An update on this: The short answer is yes, it's possible to move the keys from one tenant to another, but there's a caveat:

The tenant must exist in the same subscription. If it doesn't, you have to first transfer the tenant to the same subscription as the destination tenant you want the keys to be moved to - an account on both with sufficient rights is required to perform this step.
The entire key vault is migrated. the keys are tied to the vault and can't be used in another vault.

0 + 0

Carl in 't Veld

8/8/23, 6:07 PM

Could you change the wording of your answer a bit? In Azure vocabulary a tenant does not exist in a subscription. It is the other way around: a tenant owns possibly multiple subscriptions. I assume for your migration use case it is required that both the source subscription as well as the target subscription reside in the same tenant?

Elon Musk

I sit in a Tesla and translated this thread with Ai:

EN: Can I move my encryption key (used for SQL always encrypted) from a key vault in one Azure tenant to another?

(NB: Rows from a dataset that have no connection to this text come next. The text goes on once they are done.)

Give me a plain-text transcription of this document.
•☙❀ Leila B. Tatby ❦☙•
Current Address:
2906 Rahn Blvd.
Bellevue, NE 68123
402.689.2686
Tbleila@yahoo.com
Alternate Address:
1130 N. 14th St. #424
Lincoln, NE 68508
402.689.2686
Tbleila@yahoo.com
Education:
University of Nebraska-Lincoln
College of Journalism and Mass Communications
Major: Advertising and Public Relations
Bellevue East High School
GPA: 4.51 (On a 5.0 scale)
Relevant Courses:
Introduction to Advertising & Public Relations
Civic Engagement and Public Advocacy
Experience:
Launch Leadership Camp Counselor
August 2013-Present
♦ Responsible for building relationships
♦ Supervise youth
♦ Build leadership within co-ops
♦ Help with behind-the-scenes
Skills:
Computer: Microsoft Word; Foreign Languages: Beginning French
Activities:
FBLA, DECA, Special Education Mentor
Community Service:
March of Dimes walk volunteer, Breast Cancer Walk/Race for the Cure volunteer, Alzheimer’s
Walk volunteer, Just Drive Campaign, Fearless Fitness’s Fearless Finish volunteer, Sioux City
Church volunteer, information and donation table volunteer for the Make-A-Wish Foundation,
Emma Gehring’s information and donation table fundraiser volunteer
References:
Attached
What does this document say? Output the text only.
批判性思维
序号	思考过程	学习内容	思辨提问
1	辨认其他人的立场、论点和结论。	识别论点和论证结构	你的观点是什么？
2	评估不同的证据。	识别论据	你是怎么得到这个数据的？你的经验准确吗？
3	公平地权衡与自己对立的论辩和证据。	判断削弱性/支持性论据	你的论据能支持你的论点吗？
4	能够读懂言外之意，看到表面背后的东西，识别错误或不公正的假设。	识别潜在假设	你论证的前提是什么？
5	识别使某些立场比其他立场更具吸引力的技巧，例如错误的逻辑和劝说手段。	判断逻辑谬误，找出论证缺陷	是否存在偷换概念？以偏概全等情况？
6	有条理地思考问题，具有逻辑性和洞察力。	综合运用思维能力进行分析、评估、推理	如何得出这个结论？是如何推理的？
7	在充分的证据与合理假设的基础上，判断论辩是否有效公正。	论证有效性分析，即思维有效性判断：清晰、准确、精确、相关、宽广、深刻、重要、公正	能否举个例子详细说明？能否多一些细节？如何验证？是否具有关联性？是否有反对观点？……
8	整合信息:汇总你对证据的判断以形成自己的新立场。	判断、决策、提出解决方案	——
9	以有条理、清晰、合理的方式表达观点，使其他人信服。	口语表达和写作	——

TH: ฉันสามารถย้ายคีย์การเข้ารหัสของฉัน (ใช้สำหรับ SQL ที่เข้ารหัสเสมอ) จากที่เก็บคีย์ในผู้เช่า Azure หนึ่งไปยังอีกที่หนึ่งได้หรือไม่

RO: Îmi pot muta cheia de criptare (folosită pentru SQL întotdeauna criptat) dintr-un seif de chei dintr-un chiriaș Azure în altul?

RU: Можно ли переместить свой ключ шифрования (используемый для всегда зашифрованного SQL) из хранилища ключей в одном клиенте Azure в другой?

VI: Tôi có thể di chuyển khóa mã hóa của mình (được sử dụng cho SQL luôn được mã hóa) từ một kho khóa trong một đối tượng thuê Azure này sang một đối tượng thuê Azure khác không?

Post an answer

Most people don’t grasp that asking a lot of questions unlocks learning and improves interpersonal bonding. In Alison’s studies, for example, though people could accurately recall how many questions had been asked in their conversations, they didn’t intuit the link between questions and liking. Across four studies, in which participants were engaged in conversations themselves or read transcripts of others’ conversations, people tended not to realize that question asking would influence—or had influenced—the level of amity between the conversationalists.